- Interactive map of United American Cemetery Colored American Cemetery American Cemetery

Details
- Established: 1844
- Location: Cincinnati, Ohio
- Country: United States
- Coordinates: 39°09′58″N 84°24′50″W﻿ / ﻿39.1661625°N 84.4138254°W
- Type: Private
- Owned by: Union Baptist Church
- Size: 11.5 acres (4.7 ha)
- No. of graves: >3000
- Website: United American Cemetery
- Find a Grave: United American Cemetery Colored American Cemetery American Cemetery

= United American Cemetery =

African-American cemetery in Cincinnati, Ohio

The United American Cemetery is the oldest African-American cemetery in Ohio, located on Duck Creek Road in Cincinnati, Ohio and founded in 1844 by the United Colored American Association. Among those interred at the cemetery who are notable are Horace Sudduth, an early twentiethcentury real estate speculator and owner of the Manse Hotel in Walnut Hills, and John Isom Gaines, a black educator. It is also known as the Colored American Cemetery.

This cemetery is located in Section 23 of Columbia Township. The entrance is on the north side of Duck Creek Road, about 1500 feet east of Kennedy Avenue. The cemetery encompasses 11.5 acres.

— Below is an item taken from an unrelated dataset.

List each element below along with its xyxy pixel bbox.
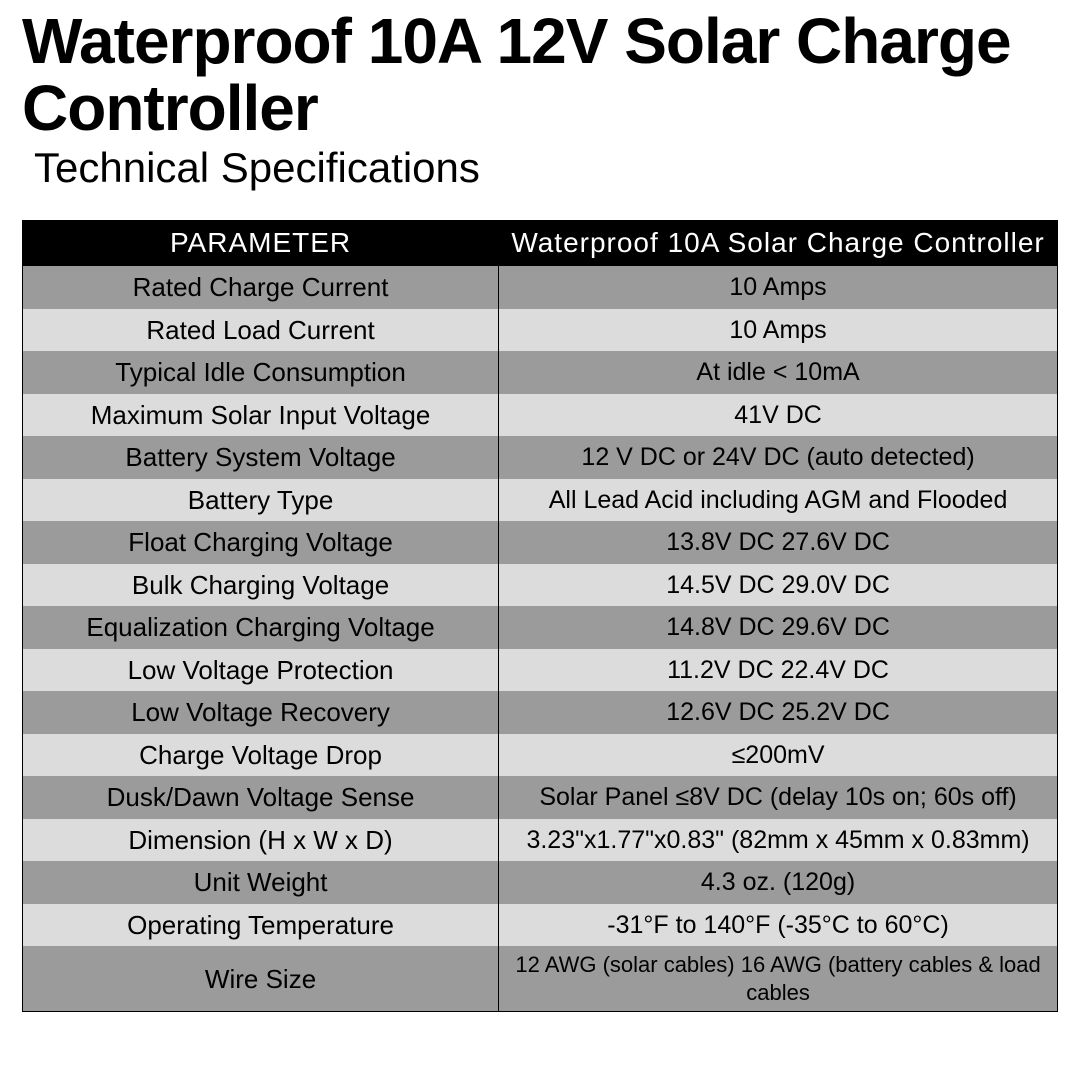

By the middle of the twentieth century the cemetery became increasingly neglected. A group of plot owners sued the cemetery association in 1956. The courts appointed a new board to operate the cemetery but the board was unable to convince plot owners to pay for perpetual care which would generate funds for ongoing cemetery maintenance. In 1968 the cemetery was transferred to Union Baptist Church.